As a parent, I have many moments I wish I could rewind and do over.
One recent example was the other night after I’d given Olivia a bath. We’d washed her hair and were getting her ready for bed by putting lotion on her. She managed to rub just enough onto her hands to make it globby but not to rub it in and then she proceeded to push her hair out of her face, getting lotion in to her just shampooed hair.
I know!! The tragedy, the injustice of it all. Yes, I overreacted.
I told her to stop touching her hair with her lotion-y hands and started rubbing at the lotion in her hair. I rubbed a little rougher than I’d like to admit. She didn’t actually cry but she was bothered by the entire situation. I was bothered too, almost immediately after the rubbing. I stopped being a jerk, hugged her close and kissed her, telling her I was sorry for being rough.
But yeah, mother of the freaking year here.

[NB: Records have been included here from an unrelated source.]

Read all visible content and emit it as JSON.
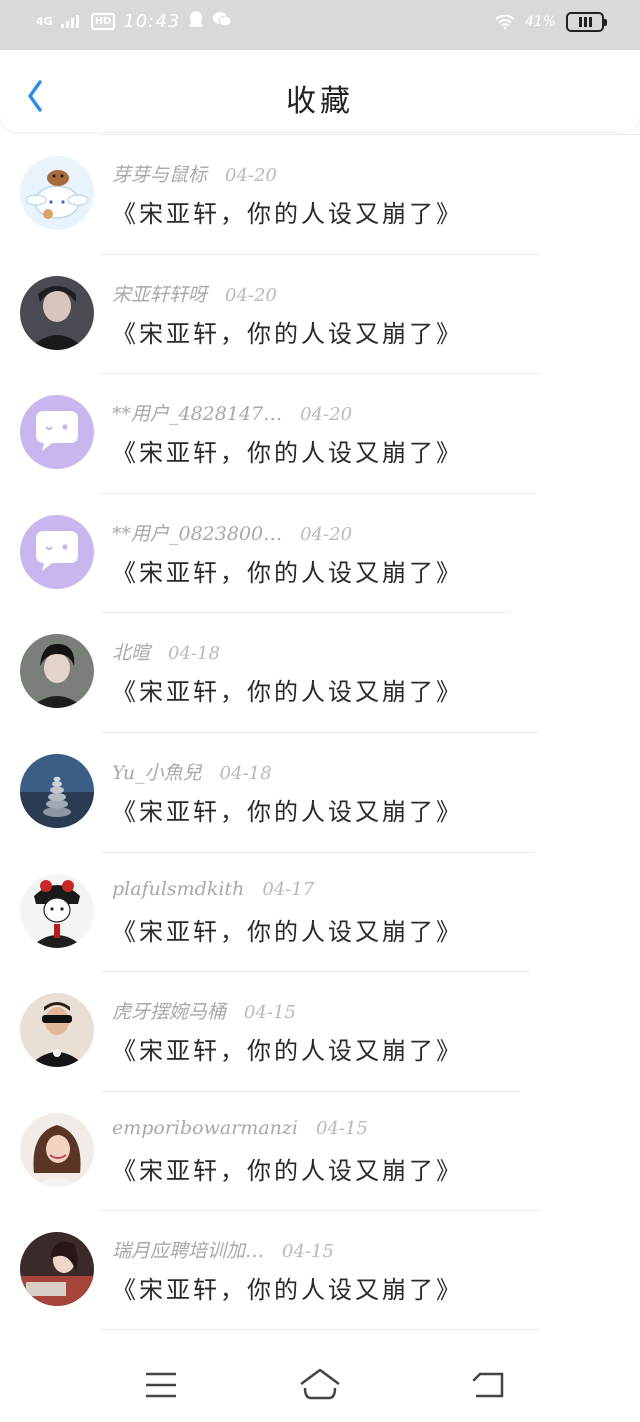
{
  "status_bar": {
    "network": "4G",
    "hd": "HD",
    "time": "10:43",
    "battery_percent": "41%",
    "icons": [
      "signal-icon",
      "qq-icon",
      "wechat-icon",
      "wifi-icon",
      "battery-icon"
    ]
  },
  "header": {
    "title": "收藏",
    "back_icon": "chevron-left-icon",
    "accent_color": "#2e8fe0"
  },
  "items": [
    {
      "user": "芽芽与鼠标",
      "date": "04-20",
      "title": "《宋亚轩，你的人设又崩了》",
      "avatar": "cinnamoroll-avatar"
    },
    {
      "user": "宋亚轩轩呀",
      "date": "04-20",
      "title": "《宋亚轩，你的人设又崩了》",
      "avatar": "photo-avatar"
    },
    {
      "user": "**用户_4828147…",
      "date": "04-20",
      "title": "《宋亚轩，你的人设又崩了》",
      "avatar": "default-chat-avatar"
    },
    {
      "user": "**用户_0823800…",
      "date": "04-20",
      "title": "《宋亚轩，你的人设又崩了》",
      "avatar": "default-chat-avatar"
    },
    {
      "user": "北暄",
      "date": "04-18",
      "title": "《宋亚轩，你的人设又崩了》",
      "avatar": "photo-avatar"
    },
    {
      "user": "Yu_小魚兒",
      "date": "04-18",
      "title": "《宋亚轩，你的人设又崩了》",
      "avatar": "stones-avatar"
    },
    {
      "user": "plafulsmdkith",
      "date": "04-17",
      "title": "《宋亚轩，你的人设又崩了》",
      "avatar": "anime-avatar"
    },
    {
      "user": "虎牙摆婉马桶",
      "date": "04-15",
      "title": "《宋亚轩，你的人设又崩了》",
      "avatar": "photo-avatar"
    },
    {
      "user": "emporibowarmanzi",
      "date": "04-15",
      "title": "《宋亚轩，你的人设又崩了》",
      "avatar": "photo-avatar"
    },
    {
      "user": "瑞月应聘培训加…",
      "date": "04-15",
      "title": "《宋亚轩，你的人设又崩了》",
      "avatar": "photo-avatar"
    }
  ],
  "nav": {
    "icons": [
      "menu-icon",
      "home-icon",
      "back-icon"
    ]
  }
}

I thought about that incident quite a bit that night and into the next day and I realized that the road for forgiveness for moments like that one is to make them rare. VERY rare. Like, to not do it again, ever, if possible. I can forgive myself and perhaps even deserve forgiveness from her if I strive to not be like that again, to treat her gently, to hug her more often and scold her less often.
Correction is fine when it’s needed but gentle correction is something I’d like to master.
I told myself sternly, “The way to make this forgivable is to not do it again. Make it a one-time event and fill her life with loving memories of you, moments when you kissed her and hugged her and showed her how much you love her because, hello, actions speak so much more loudly than words and telling the child you love her won’t go far if you rub her head roughly just because of a little lotion.”
I need those moments, those talks inside my head. I hope they’ll make me a better mother. My girls deserve a better mother.